Eine Kartellbeschwerde erschüttert die KI-Branche: Vier Kläger, die kostenpflichtige Abos bei ChatGPT, Claude, Grok oder Gemini nutzen, haben am Freitag vor dem U.S. District Court für den Northern District of California Klage eingereicht. Sie werfen Anthropic, OpenAI, SpaceXAI und Google vor, sich illegal abgesprochen zu haben, um das Tempo ihrer KI-Entwicklung zu drosseln – und damit den Wert der Abonnements zu mindern.
Kurz & knapp
- Klagezeitpunkt: 12. September – der Tag, an dem Anthropic-CEO Dario Amodei einen Essay veröffentlichte, in dem er zur branchenweiten Zusammenarbeit beim Verlangsamen von KI-Fortschritten aufrief
- Beschuldigte: Anthropic, OpenAI, SpaceXAI und Google DeepMind; laut Klage hätten Amodeis Rivalen Sam Altman (OpenAI), Elon Musk (SpaceXAI) und Demis Hassabis (Google DeepMind) am selben Tag ihre Zustimmung signalisiert
- Kernvorwurf: Verstoß gegen Kartellgesetze durch koordinierte Wettbewerbsbeschränkung
- Kläger-Anwalt Nick Rowley: Die Antitrust-Gesetze "erlauben Konkurrenten nicht, untereinander zu entscheiden, dass Wettbewerb zu gefährlich ist"
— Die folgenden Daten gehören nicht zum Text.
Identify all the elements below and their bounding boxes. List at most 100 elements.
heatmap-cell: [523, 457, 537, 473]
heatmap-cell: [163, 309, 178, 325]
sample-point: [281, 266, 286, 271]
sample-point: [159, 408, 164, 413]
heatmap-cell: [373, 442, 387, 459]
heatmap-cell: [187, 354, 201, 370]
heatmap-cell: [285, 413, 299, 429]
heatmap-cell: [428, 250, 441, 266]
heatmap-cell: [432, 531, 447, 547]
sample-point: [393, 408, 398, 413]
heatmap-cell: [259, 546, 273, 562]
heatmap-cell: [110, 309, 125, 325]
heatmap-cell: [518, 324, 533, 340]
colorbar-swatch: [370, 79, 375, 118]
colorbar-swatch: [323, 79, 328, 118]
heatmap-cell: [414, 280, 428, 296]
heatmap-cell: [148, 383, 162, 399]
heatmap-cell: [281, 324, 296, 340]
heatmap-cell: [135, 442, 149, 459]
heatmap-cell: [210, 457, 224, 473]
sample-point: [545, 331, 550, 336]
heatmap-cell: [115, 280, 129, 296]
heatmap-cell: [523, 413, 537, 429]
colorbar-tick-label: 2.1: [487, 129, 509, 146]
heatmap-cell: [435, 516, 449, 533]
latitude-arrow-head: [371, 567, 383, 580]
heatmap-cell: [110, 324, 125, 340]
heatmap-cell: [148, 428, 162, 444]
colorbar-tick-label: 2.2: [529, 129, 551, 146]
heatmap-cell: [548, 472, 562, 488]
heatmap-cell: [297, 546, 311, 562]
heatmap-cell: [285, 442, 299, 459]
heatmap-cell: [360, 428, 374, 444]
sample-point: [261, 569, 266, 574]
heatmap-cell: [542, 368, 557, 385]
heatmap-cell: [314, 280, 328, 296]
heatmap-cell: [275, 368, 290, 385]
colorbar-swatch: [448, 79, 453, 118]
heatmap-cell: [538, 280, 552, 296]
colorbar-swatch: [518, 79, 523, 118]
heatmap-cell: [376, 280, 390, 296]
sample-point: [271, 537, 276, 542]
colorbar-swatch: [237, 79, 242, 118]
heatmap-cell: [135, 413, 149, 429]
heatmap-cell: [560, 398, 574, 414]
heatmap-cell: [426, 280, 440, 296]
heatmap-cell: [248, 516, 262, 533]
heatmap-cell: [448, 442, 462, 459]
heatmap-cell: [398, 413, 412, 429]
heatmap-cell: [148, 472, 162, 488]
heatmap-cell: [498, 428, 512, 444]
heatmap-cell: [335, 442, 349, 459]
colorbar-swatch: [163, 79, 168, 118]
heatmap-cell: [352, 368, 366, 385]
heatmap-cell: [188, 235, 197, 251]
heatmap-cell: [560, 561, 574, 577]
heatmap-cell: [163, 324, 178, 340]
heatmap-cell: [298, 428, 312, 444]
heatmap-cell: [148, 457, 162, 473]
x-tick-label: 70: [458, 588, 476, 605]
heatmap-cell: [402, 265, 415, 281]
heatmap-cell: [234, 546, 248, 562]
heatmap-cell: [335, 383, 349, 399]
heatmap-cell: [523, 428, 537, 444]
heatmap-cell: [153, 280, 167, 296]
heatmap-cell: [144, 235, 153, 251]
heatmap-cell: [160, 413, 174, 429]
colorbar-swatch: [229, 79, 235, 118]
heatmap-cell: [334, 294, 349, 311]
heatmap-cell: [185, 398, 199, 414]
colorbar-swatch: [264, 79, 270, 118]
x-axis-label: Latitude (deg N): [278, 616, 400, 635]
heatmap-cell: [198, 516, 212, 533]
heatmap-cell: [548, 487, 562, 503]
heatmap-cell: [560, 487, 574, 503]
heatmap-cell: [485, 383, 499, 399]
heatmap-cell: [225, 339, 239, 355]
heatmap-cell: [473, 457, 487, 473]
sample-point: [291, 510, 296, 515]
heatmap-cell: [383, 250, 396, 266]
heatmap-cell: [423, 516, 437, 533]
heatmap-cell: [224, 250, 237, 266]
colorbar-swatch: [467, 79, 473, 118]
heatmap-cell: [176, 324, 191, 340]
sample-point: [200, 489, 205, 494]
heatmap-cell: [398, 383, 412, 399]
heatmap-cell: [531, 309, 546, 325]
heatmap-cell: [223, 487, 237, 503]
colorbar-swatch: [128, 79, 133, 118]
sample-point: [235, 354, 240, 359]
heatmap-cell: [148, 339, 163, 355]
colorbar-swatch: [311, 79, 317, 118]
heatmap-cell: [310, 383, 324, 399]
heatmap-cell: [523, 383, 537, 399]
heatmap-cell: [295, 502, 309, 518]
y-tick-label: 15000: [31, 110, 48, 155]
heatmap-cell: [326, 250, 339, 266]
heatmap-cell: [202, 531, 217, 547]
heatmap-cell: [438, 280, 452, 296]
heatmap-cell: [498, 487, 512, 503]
Das Amodei-Manifest und seine Folgen
In seinem Essay skizzierte Amodei einen Drei-Punkte-Plan zum "Pacing the Frontier" – also zur Drosselung der Entwicklungsgeschwindigkeit. Seine Begründung: Schwärme von unkontrollierten KI-Agenten könnten das Internet bereits in sechs Monaten übernehmen. Deshalb müssten Unternehmen vorsichtiger und langsamer voranschreiten.
Interessanterweise erkannte Amodei selbst die kartellrechtlichen Risiken an. Er schrieb, es wäre hilfreich, wenn die US-Regierung diese Cross-Lab-Diskussionen "mediiert oder zumindest ermöglicht". Dazu bräuchte es eine "enge Ausnahmegenehmigung für bestimmte Arten von Sicherheitsgesprächen".
"Wenn wir es richtig aufbauen, denke ich, ist die Wahrscheinlichkeit, dass etwas Schlechtes passiert, sehr gering. Wenn wir es falsch aufbauen, ist die Wahrscheinlichkeit sehr hoch."
— Dario Amodei im Interview mit CBS News
Wer klagt und warum?
Die Klage wird im Namen einer landesweiten Klasse von bezahlten Abonnenten eingereicht. Die vier namentlich genannten Kläger zahlen für Subscriptions bei den beschuldigten Diensten. Ihr Anwalt Nick Rowley argumentiert, dass eine private Absprache zwischen den "mächtigsten profitorientierten Technologiekonzernen der Welt" nicht über die Kontrolle von KI-Sicherheit entscheiden darf – schon gar nicht zum Nachteil der Verbraucher.
Die Unternehmen haben sich bislang nicht zu den Vorwürfen geäußert. Anthropic, OpenAI, Google und SpaceXAI reagierten auf Anfragen von CBS News nicht unmittelbar.
Was das für deutsche Unternehmen bedeutet
Die Klage signalisiert, dass US-amerikanische Gerichte und Verbraucherverbände KI-Absprachen – auch wenn sie unter dem Deckmantel von Sicherheit erfolgen – unter kartellrechtliche Lupe nehmen werden. Für deutsche Unternehmen, die KI-Dienste lizenzieren oder mit diesen Anbietern kooperieren, könnte das Verfahren Präzedenzwirkung haben. Besonders relevant: Wie werden künftig Branchenabsprachen zu Sicherheitsstandards bewertet, wenn sie gleichzeitig den Wettbewerb drosseln? Diese Frage wird auch unter dem EU AI Act relevant, wo Sicherheit und Wettbewerb beide Schutzziele sind.